I've had various opportunities to design logos over the years. Some of them have even been used. :)
I've done quite a bit of work for various science fiction convention-related groups. One of the earlier jobs was a logo for the sixth annual Potlatch convention. This logo is the design that they decided to use. I used Adobe's Penumbra font because it's a multiple master font, so I could adjust, say, the O to make it "bolder" at the small size so that it would match the bigger P.
|Three years later, when Potlatch returned to Seattle, I was again asked to do some logo proposals. The chairman wanted something "writerly," as they were going to be focusing more on writing that year. My first batch was the following three designs.|
I thought that the typewriter-style one was the closest to what had been requested, but the calligraphic one was the most popular. They didn't like the Roman numerals (which I thought a pity, I still like that design the best of all.) So I did some variations on the calligraphic one, and one variation on the typewriter one.
The logo they selected to use is the one at the upper right, with the word "Nine" in it. The font is Poetica.
Somebody's got to throw these shindigs, and in 1998, I was privy to an online discussion about how maybe it would be useful to have an official Con Runner's Association. Somebody even went so far as to draw up a logo featuring a beanie (relevant for historical reasons I won't go into here). I did an alternative logo, stealing the beanie idea. As far as I know, nothing actually came of it all.
Life is not only about going to science fiction conventions. There's also games to play. I hang out with a group known as Seattle Cosmic Game Night, or Seattle Cosmic for shorter. Wouldn't you know it, people started wanting T-shirts that displayed their affiliation with the group. That meant we needed a logo. This potential design was created by my partner Eric; I simply refined it.
The logo for the retail ebook division of the Seattle Book Company was designed to be "anti-dot.com." Not 3-D, not bright, not shiny and smooth. Everybody on the Web was doing that. This was to be warm, intimate, hand-drawn, and old. Artist Margaret Organ-Kean was instrumental in creating the pillar. The font comes from Adobe's Herculanum (also seen on Buffy the Vampire Slayer, although I used it first. Hmph) but I created two more alphabets' worth of letters in order to avoid obvious repetition. In particular, the three "A"s that run down the middle of the logo were visually disruptive until I created the aggressively atypical A in "digital."
The logo for the science fiction publishing group is an entirely different matter. This one needed to be edgy and contemporary, fit on a spine (which means it needs to be more or less square) and identifiable at extremely small sizes. Both the asymmetric star and the vertical placement of the name create a very dynamic, "in motion" sense to the logo. The rotated starburst also (unintentionally) echos the asymmetric twinkle from the Iceworks logo. The font is Penumbra.

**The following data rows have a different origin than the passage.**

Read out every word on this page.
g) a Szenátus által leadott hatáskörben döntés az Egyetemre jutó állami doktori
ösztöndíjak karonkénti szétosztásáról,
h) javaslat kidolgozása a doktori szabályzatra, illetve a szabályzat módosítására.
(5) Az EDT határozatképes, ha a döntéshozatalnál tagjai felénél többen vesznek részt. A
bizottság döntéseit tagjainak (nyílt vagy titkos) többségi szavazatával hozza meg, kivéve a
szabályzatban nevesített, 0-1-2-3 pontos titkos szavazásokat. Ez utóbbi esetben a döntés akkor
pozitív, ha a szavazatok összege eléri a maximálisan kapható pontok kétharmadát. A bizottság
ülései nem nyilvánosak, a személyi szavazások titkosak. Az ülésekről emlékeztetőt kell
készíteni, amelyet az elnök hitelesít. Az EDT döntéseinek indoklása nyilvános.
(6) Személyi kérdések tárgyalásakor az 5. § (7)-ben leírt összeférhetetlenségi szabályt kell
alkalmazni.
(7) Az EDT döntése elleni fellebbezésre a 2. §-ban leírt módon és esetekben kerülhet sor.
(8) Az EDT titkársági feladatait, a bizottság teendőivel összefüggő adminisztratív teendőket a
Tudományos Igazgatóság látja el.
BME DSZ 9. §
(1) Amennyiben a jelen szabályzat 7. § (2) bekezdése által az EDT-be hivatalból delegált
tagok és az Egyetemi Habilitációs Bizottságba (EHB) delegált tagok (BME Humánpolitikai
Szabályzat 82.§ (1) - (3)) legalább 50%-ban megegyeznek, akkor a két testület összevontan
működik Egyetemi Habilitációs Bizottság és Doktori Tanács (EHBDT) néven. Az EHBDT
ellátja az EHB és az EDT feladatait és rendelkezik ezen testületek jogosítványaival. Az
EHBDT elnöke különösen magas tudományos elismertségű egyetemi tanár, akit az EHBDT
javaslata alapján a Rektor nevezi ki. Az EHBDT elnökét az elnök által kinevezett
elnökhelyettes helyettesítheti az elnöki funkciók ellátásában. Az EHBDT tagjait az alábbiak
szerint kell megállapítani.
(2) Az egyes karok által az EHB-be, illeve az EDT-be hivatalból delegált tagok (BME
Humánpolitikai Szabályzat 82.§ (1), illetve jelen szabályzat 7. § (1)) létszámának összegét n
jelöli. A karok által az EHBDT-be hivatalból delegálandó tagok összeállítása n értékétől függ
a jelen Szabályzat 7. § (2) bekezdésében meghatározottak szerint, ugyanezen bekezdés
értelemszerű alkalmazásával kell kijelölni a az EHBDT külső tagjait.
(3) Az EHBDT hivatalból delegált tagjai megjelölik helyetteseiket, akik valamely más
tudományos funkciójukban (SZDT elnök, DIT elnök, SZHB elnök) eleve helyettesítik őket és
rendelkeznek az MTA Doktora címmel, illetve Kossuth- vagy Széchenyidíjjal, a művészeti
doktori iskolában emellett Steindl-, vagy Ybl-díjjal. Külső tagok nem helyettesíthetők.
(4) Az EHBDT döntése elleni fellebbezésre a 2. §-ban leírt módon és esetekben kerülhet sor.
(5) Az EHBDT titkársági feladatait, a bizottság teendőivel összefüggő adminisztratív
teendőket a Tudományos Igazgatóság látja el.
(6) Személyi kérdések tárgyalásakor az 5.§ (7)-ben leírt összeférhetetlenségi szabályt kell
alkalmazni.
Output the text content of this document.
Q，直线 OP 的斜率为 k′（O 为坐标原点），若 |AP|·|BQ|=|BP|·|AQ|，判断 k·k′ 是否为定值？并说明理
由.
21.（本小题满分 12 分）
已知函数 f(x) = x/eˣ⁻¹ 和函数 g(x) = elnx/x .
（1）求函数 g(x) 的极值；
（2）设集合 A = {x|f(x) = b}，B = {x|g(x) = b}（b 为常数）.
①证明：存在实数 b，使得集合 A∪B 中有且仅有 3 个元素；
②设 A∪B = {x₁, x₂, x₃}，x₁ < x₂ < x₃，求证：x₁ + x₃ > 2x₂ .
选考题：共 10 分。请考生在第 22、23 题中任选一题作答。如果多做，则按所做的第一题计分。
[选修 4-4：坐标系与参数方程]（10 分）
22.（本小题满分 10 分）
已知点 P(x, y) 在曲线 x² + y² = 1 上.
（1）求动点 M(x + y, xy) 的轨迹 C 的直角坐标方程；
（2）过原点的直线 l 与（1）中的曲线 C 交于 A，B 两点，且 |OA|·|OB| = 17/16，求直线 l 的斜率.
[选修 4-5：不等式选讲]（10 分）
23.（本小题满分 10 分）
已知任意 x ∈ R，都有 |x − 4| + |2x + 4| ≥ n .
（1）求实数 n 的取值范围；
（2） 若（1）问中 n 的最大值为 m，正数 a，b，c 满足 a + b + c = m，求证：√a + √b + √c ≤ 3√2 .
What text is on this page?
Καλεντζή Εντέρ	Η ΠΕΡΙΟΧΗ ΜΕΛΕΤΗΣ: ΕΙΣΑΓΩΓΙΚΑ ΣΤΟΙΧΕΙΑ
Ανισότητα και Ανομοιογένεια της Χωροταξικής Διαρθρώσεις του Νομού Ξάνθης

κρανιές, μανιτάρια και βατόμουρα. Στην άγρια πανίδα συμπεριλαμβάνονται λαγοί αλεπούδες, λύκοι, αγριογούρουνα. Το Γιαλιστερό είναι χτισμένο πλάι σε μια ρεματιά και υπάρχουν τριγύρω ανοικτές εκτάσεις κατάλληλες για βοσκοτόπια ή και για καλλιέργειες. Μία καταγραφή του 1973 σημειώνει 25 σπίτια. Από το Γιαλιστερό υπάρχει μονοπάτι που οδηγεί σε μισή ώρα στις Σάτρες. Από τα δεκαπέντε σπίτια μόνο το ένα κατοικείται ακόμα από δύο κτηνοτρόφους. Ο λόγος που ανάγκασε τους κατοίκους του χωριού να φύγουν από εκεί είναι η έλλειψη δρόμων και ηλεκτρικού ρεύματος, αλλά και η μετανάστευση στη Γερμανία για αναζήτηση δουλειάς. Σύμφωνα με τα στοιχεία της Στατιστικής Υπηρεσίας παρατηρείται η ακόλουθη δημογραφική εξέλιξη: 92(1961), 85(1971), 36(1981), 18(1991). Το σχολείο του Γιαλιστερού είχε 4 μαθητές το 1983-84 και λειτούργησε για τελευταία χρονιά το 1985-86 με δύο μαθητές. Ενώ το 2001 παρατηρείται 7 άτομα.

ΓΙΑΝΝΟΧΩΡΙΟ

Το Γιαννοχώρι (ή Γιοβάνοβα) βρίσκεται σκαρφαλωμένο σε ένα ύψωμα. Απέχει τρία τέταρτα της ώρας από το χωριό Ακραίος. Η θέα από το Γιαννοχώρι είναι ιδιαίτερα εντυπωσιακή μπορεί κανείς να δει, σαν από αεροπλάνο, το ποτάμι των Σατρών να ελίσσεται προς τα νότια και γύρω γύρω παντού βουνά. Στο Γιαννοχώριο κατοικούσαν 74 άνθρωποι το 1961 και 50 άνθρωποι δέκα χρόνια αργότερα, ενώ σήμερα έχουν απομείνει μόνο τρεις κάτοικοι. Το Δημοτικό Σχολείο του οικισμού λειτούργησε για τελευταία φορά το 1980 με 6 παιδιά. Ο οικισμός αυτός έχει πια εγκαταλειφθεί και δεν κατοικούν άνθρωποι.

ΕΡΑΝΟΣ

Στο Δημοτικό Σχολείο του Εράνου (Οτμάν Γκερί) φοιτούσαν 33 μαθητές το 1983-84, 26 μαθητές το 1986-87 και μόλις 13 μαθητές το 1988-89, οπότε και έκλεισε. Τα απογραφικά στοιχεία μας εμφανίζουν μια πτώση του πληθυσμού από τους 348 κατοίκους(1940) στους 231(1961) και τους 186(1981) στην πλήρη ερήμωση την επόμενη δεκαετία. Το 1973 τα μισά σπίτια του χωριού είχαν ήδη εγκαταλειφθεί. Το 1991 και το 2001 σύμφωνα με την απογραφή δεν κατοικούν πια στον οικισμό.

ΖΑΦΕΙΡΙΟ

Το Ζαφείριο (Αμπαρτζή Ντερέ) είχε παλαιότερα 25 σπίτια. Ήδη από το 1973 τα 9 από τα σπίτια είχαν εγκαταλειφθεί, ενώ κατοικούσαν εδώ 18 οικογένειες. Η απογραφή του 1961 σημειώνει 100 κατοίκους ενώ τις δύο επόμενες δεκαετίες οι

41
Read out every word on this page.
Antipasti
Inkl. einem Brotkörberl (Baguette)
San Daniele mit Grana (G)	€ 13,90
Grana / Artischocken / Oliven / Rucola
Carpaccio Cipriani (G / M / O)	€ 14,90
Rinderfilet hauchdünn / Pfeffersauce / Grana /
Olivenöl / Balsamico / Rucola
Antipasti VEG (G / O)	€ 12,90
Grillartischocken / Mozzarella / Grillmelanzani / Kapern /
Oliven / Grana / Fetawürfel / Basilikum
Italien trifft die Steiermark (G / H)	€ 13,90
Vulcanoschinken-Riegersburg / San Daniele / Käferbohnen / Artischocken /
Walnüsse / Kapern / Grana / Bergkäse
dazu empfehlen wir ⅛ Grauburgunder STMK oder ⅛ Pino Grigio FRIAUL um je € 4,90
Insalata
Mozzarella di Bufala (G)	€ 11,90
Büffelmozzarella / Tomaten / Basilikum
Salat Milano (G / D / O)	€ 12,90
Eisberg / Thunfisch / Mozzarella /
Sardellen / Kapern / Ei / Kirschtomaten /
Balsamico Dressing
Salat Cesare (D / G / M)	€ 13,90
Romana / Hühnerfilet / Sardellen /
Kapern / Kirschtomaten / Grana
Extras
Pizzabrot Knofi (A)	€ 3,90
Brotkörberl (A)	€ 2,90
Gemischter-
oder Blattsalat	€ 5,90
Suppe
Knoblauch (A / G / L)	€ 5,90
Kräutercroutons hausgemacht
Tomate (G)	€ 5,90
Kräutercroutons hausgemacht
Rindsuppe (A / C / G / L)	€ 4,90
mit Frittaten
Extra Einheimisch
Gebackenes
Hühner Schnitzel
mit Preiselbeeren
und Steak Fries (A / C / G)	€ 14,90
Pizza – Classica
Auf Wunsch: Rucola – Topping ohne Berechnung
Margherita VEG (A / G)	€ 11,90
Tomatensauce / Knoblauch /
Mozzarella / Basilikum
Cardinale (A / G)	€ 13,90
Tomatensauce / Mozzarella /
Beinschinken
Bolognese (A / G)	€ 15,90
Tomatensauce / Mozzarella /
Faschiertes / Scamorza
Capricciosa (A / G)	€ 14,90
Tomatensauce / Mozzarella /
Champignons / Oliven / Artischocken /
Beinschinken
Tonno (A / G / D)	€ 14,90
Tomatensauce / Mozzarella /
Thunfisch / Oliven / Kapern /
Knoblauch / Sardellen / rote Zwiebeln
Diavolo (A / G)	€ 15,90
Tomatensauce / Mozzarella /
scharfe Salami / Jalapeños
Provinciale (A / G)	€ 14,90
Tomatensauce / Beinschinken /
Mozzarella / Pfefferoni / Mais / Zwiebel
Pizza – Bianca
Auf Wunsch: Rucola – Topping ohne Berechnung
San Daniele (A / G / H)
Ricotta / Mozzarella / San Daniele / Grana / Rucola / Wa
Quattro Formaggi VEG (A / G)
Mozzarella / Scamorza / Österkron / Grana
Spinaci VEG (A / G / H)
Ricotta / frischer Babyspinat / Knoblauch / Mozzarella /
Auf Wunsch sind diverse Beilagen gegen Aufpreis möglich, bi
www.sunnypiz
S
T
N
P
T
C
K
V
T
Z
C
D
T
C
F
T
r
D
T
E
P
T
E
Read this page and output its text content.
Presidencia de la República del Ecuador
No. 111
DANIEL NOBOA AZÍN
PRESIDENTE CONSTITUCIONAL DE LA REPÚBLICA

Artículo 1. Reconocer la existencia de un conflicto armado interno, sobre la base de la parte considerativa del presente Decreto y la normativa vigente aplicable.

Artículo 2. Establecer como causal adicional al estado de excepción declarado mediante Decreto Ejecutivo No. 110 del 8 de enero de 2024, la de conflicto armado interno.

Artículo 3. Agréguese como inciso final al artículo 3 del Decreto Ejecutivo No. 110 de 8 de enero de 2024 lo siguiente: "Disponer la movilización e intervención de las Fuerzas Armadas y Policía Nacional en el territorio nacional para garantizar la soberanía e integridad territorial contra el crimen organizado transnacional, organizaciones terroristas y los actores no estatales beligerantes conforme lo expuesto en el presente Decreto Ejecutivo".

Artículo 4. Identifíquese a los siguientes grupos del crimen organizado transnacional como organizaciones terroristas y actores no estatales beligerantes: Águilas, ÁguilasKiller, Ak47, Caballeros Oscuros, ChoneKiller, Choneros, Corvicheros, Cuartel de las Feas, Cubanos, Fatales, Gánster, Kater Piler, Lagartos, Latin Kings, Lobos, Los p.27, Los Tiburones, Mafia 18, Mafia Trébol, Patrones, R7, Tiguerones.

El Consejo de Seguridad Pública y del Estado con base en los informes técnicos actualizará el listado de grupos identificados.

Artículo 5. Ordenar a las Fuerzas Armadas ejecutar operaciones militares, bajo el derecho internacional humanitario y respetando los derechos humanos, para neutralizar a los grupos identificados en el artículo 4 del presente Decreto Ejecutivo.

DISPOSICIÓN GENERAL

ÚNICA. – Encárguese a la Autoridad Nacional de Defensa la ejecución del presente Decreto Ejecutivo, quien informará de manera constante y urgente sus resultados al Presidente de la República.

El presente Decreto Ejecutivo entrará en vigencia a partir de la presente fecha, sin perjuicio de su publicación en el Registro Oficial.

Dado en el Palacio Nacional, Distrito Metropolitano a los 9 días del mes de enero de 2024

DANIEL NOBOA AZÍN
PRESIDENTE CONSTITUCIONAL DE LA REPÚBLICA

The parent company, Seattle Book Company, needed a clean, crisp logo. Nothing to techno-freaky, without being totally "banker" safe, either. Because the parent corporation wasn't going to really have a massive Web presense (that would be for the various subdivisions), the SBC logo was designed to be at its best on letterhead or a business card. Someplace where the thin clean lines would really be sharp and crisp. Again, the hint of edginess comes from asymmetry, in this case, the horizontal rules that also subtly emphasize the word "Book."
Of course, sometimes you have to put the logo on the web. For occasions when high-definition reproduction wasn't practical, the version below is the acceptable substitute.
The cutting-edge ebook manufacturing system developed by SBC needed its own identity. In this case, it was all about being 21st century web-enabled technology. A bit of subtlety almost lost in this online version is the fact that "Rosetta" and "Machine" aren't actually the same font. You can see it by comparing the letters "E" and "A" between the two words.
The web site designers for one of the first versions of the site went with a purple color scheme, so I prepared a full treatment of the logo for them. Since this is pretty much the opposite of the AlexLit logo, it gets to be all 3-D. The font is once again the flexible Penumbra.
I was mystified as to why people had so much trouble remembering my email address, since it was simply [my first name]@[my last name] dot [my city] dot [my state] dot [my country]. How hard could that be? Too hard. So I went hunting for a cool domain, and found to my astonishment that nobody'd snatched up "Grand Fenwick," the imaginary tiny European country from "The Mouse that Roared" books and movies. What fun!
Since my ex-husband's a Registered Herbalist, it naturally followed that our house was the Royal Botanical Gardens and Herbarium of the Dutchy of Grand Fenwick. With a title like that, it needed a seriously over-the-top logo. Yes, it's hard to read. You're not supposed to read it; you're supposed to be mightily impressed with all the curlicues. Besides, I had too much fun fitting all those capital letters together in the first place to go back and mess it up just for the sake of readability. Poetica, and Poetica Roman Caps.
Last, although certainly not least, is the oldest logo on the page, the one I made for my freelance typesetting business before I was sucked up by Wizards of the Coast. Adobe Garamond Titling, and Small Caps. The initial "S" was hand-transformed to blend with the rest of the word.